DeepSpeaker-pytorch icon indicating copy to clipboard operation
DeepSpeaker-pytorch copied to clipboard

Numbers of frames

Open Ruslanmlnkv opened this issue 7 years ago • 6 comments

Hi! Why are you using so low numbers of frame as default (32 as i see)? Voxceleb dataset wasn't preprocessing for dropping silence segments. Thus, many parts of training data is only silence. Acc is growing when I use greater number of frames (of course it's not only from silence segments). May be you was doing some experiments with numbers of frames?

Ruslanmlnkv avatar Oct 25 '17 10:10 Ruslanmlnkv

how much accuracy did you reached ..??

mshenron avatar Oct 26 '17 07:10 mshenron

Yes, I tested model using 32 frames. A little more frame - 36 frames was also tested, but this is similar. I agree that using long frame(about 300 frames or more) makes higher accuracy. It is also something to test. Another approach is that extracting many input from single wave, and use mean of this output vector.

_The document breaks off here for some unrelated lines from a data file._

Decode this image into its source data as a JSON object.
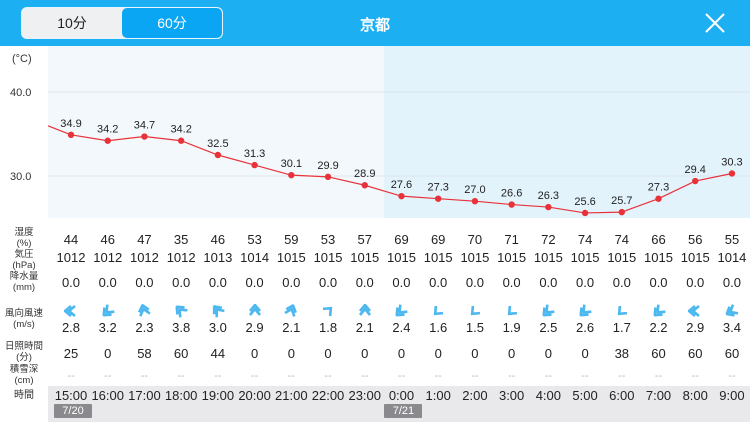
{
  "header": {
    "title": "京都",
    "segments": [
      {
        "label": "10分",
        "selected": false
      },
      {
        "label": "60分",
        "selected": true
      }
    ],
    "close_icon": "close-icon",
    "bg_color": "#1cb0f2"
  },
  "chart_data": {
    "type": "line",
    "ylabel": "(°C)",
    "y_ticks": [
      "40.0",
      "30.0"
    ],
    "ylim": [
      23,
      42
    ],
    "grid": true,
    "line_color": "#e8323a",
    "x": [
      "15:00",
      "16:00",
      "17:00",
      "18:00",
      "19:00",
      "20:00",
      "21:00",
      "22:00",
      "23:00",
      "0:00",
      "1:00",
      "2:00",
      "3:00",
      "4:00",
      "5:00",
      "6:00",
      "7:00",
      "8:00",
      "9:00"
    ],
    "values": [
      34.9,
      34.2,
      34.7,
      34.2,
      32.5,
      31.3,
      30.1,
      29.9,
      28.9,
      27.6,
      27.3,
      27.0,
      26.6,
      26.3,
      25.6,
      25.7,
      27.3,
      29.4,
      30.3
    ],
    "value_labels": [
      "34.9",
      "34.2",
      "34.7",
      "34.2",
      "32.5",
      "31.3",
      "30.1",
      "29.9",
      "28.9",
      "27.6",
      "27.3",
      "27.0",
      "26.6",
      "26.3",
      "25.6",
      "25.7",
      "27.3",
      "29.4",
      "30.3"
    ],
    "shaded_from": "0:00"
  },
  "rows": {
    "humidity": {
      "label1": "湿度",
      "label2": "(%)",
      "values": [
        "44",
        "46",
        "47",
        "35",
        "46",
        "53",
        "59",
        "53",
        "57",
        "69",
        "69",
        "70",
        "71",
        "72",
        "74",
        "74",
        "66",
        "56",
        "55"
      ]
    },
    "pressure": {
      "label1": "気圧",
      "label2": "(hPa)",
      "values": [
        "1012",
        "1012",
        "1012",
        "1012",
        "1013",
        "1014",
        "1015",
        "1015",
        "1015",
        "1015",
        "1015",
        "1015",
        "1015",
        "1015",
        "1015",
        "1015",
        "1015",
        "1015",
        "1014"
      ]
    },
    "precip": {
      "label1": "降水量",
      "label2": "(mm)",
      "values": [
        "0.0",
        "0.0",
        "0.0",
        "0.0",
        "0.0",
        "0.0",
        "0.0",
        "0.0",
        "0.0",
        "0.0",
        "0.0",
        "0.0",
        "0.0",
        "0.0",
        "0.0",
        "0.0",
        "0.0",
        "0.0",
        "0.0"
      ]
    },
    "wind": {
      "label1": "風向風速",
      "label2": "(m/s)",
      "values": [
        "2.8",
        "3.2",
        "2.3",
        "3.8",
        "3.0",
        "2.9",
        "2.1",
        "1.8",
        "2.1",
        "2.4",
        "1.6",
        "1.5",
        "1.9",
        "2.5",
        "2.6",
        "1.7",
        "2.2",
        "2.9",
        "3.4"
      ],
      "arrow_deg": [
        270,
        225,
        345,
        315,
        320,
        0,
        20,
        45,
        0,
        225,
        225,
        225,
        225,
        225,
        225,
        225,
        225,
        270,
        240
      ],
      "arrow_count": [
        2,
        2,
        2,
        2,
        2,
        2,
        2,
        1,
        2,
        2,
        1,
        1,
        1,
        2,
        2,
        1,
        2,
        2,
        2
      ],
      "arrow_color": "#4cb8ef"
    },
    "sunshine": {
      "label1": "日照時間",
      "label2": "(分)",
      "values": [
        "25",
        "0",
        "58",
        "60",
        "44",
        "0",
        "0",
        "0",
        "0",
        "0",
        "0",
        "0",
        "0",
        "0",
        "0",
        "38",
        "60",
        "60",
        "60"
      ]
    },
    "snow": {
      "label1": "積雪深",
      "label2": "(cm)",
      "values": [
        "--",
        "--",
        "--",
        "--",
        "--",
        "--",
        "--",
        "--",
        "--",
        "--",
        "--",
        "--",
        "--",
        "--",
        "--",
        "--",
        "--",
        "--",
        "--"
      ]
    },
    "time": {
      "label": "時間",
      "values": [
        "15:00",
        "16:00",
        "17:00",
        "18:00",
        "19:00",
        "20:00",
        "21:00",
        "22:00",
        "23:00",
        "0:00",
        "1:00",
        "2:00",
        "3:00",
        "4:00",
        "5:00",
        "6:00",
        "7:00",
        "8:00",
        "9:00"
      ]
    }
  },
  "dates": [
    {
      "label": "7/20",
      "at": "15:00"
    },
    {
      "label": "7/21",
      "at": "0:00"
    }
  ]
}
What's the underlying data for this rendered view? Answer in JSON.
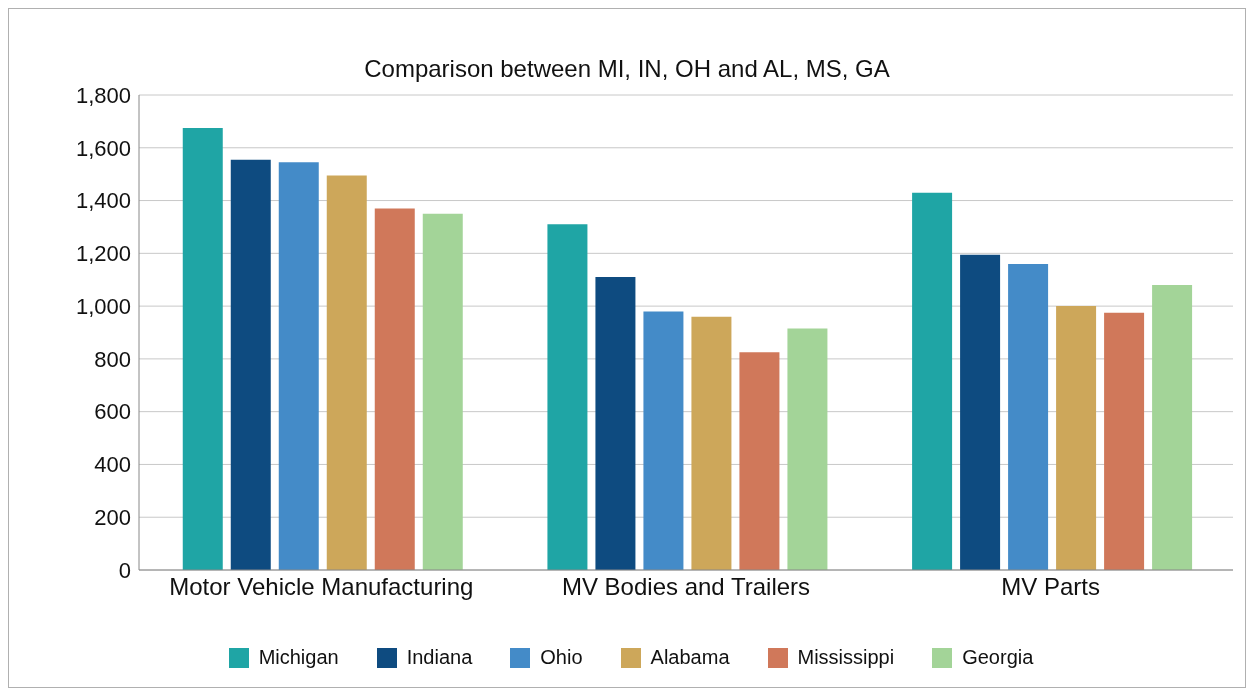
{
  "chart_data": {
    "type": "bar",
    "title": "Comparison between MI, IN, OH and AL, MS, GA",
    "categories": [
      "Motor Vehicle Manufacturing",
      "MV Bodies and Trailers",
      "MV Parts"
    ],
    "series": [
      {
        "name": "Michigan",
        "color": "#1fa5a5",
        "values": [
          1675,
          1310,
          1430
        ]
      },
      {
        "name": "Indiana",
        "color": "#0e4b80",
        "values": [
          1555,
          1110,
          1195
        ]
      },
      {
        "name": "Ohio",
        "color": "#448bc8",
        "values": [
          1545,
          980,
          1160
        ]
      },
      {
        "name": "Alabama",
        "color": "#cda75a",
        "values": [
          1495,
          960,
          1000
        ]
      },
      {
        "name": "Mississippi",
        "color": "#d0785a",
        "values": [
          1370,
          825,
          975
        ]
      },
      {
        "name": "Georgia",
        "color": "#a3d498",
        "values": [
          1350,
          915,
          1080
        ]
      }
    ],
    "ylim": [
      0,
      1800
    ],
    "yticks": [
      0,
      200,
      400,
      600,
      800,
      {
        "value": 1000,
        "label": "1,000"
      },
      {
        "value": 1200,
        "label": "1,200"
      },
      {
        "value": 1400,
        "label": "1,400"
      },
      {
        "value": 1600,
        "label": "1,600"
      },
      {
        "value": 1800,
        "label": "1,800"
      }
    ],
    "grid": "y",
    "legend": "bottom"
  }
}
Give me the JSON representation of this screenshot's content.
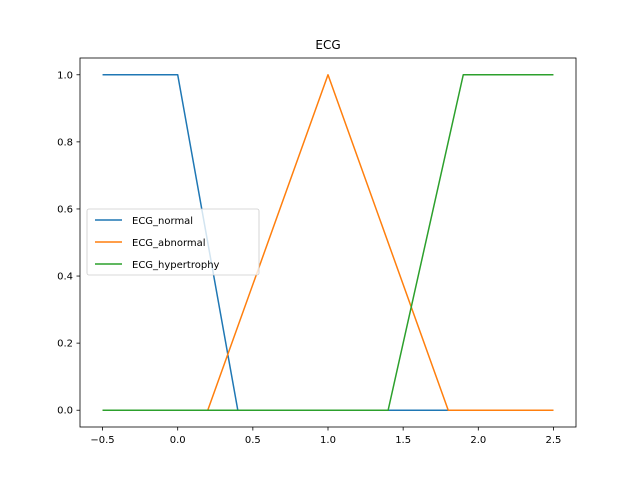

qqueing avatar Oct 26 '17 13:10 qqueing

Currently, I am editing the entire framework. Accuracy is depend on above mentioned input size or length normalization(mean of output vector). so I need more experimentation.

qqueing avatar Oct 26 '17 13:10 qqueing

The best accuracy is 88% (for 300 frames). Also I was experimented with 32 frames (78%) and 100 frames (84%). Acc is growing up for all models, but i think it's a few percents.

Ruslanmlnkv avatar Oct 26 '17 14:10 Ruslanmlnkv

How can i change the frame number for testing?

Cold-Winter avatar Jun 18 '18 01:06 Cold-Winter

@Cold-Winter you can look the constant.py the number of frame == NUM_NEXT_FRAME + NUM_PREVIOUS_FRAME

Nisoka avatar Dec 10 '18 06:12 Nisoka